Translated by Nelson H. Vieira
Samuel Rawet (1929-84) was born in a small Polish town near Warsaw that was eventually destroyed during World War II. He emigrated to Brazil at the age of seven and grew up on the outskirts of Rio de Janeiro in neighborhoods teeming with Jews and other immigrants. Known as the pioneer of Brazilian-Jewish writing, Rawet represents an artfully sensitive voice of the Jewish Diaspora in Latin America, especially Brazil, a country of more than 150 million inhabitants that today harbors nearly 150,000 Jews whose ancestry is primarily Eastern European.
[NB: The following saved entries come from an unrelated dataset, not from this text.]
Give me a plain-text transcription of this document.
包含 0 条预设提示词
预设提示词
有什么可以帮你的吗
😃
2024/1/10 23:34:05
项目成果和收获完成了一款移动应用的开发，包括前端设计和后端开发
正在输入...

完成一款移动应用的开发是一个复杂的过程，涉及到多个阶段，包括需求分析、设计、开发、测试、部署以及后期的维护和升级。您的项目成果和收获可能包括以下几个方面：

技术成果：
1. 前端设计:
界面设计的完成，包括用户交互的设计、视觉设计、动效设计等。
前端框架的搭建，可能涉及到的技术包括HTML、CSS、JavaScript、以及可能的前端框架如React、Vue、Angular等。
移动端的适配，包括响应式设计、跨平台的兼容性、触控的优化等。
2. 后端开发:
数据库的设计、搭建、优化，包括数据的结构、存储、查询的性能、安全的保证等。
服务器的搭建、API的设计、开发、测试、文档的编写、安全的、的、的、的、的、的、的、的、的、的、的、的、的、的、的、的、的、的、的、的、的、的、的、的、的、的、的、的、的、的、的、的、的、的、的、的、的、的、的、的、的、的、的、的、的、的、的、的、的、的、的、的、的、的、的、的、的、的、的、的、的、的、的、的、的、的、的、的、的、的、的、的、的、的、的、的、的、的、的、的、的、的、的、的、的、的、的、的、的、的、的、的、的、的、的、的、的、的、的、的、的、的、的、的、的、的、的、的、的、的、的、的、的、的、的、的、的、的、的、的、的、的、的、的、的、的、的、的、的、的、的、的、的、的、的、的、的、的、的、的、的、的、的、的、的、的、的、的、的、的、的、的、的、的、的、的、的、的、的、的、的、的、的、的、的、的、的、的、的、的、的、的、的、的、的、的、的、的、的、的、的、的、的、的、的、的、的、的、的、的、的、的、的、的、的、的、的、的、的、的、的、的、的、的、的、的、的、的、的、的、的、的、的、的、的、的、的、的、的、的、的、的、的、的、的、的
As Nelson Vieira notes, the stories in this collection all relate to the vicissitudes of displaced individuals who are frequently trapped by society's rigid norms. Some, like the Jew with the white beard and the long black overcoat in the title story who steps off the gangplank, are entering a world that is no longer theirs. Old World characters enter a New World where they are not used to the language or the sun or "the frustration of not being able to explain." Other characters can't communicate even with those familiar to them; one woman describes herself and her sister as two strangers in a doctor's waiting room.
Rawet's characters eloquently embody exile, alienation, and displacement. His is a prophetic, solitary Brazilian-Jewish voice that Vieira has made available at last to English-speaking audiences. Writing in the 1950s and 1960s, Rawet knew first-hand that we all can be others and strangers, even in our own land.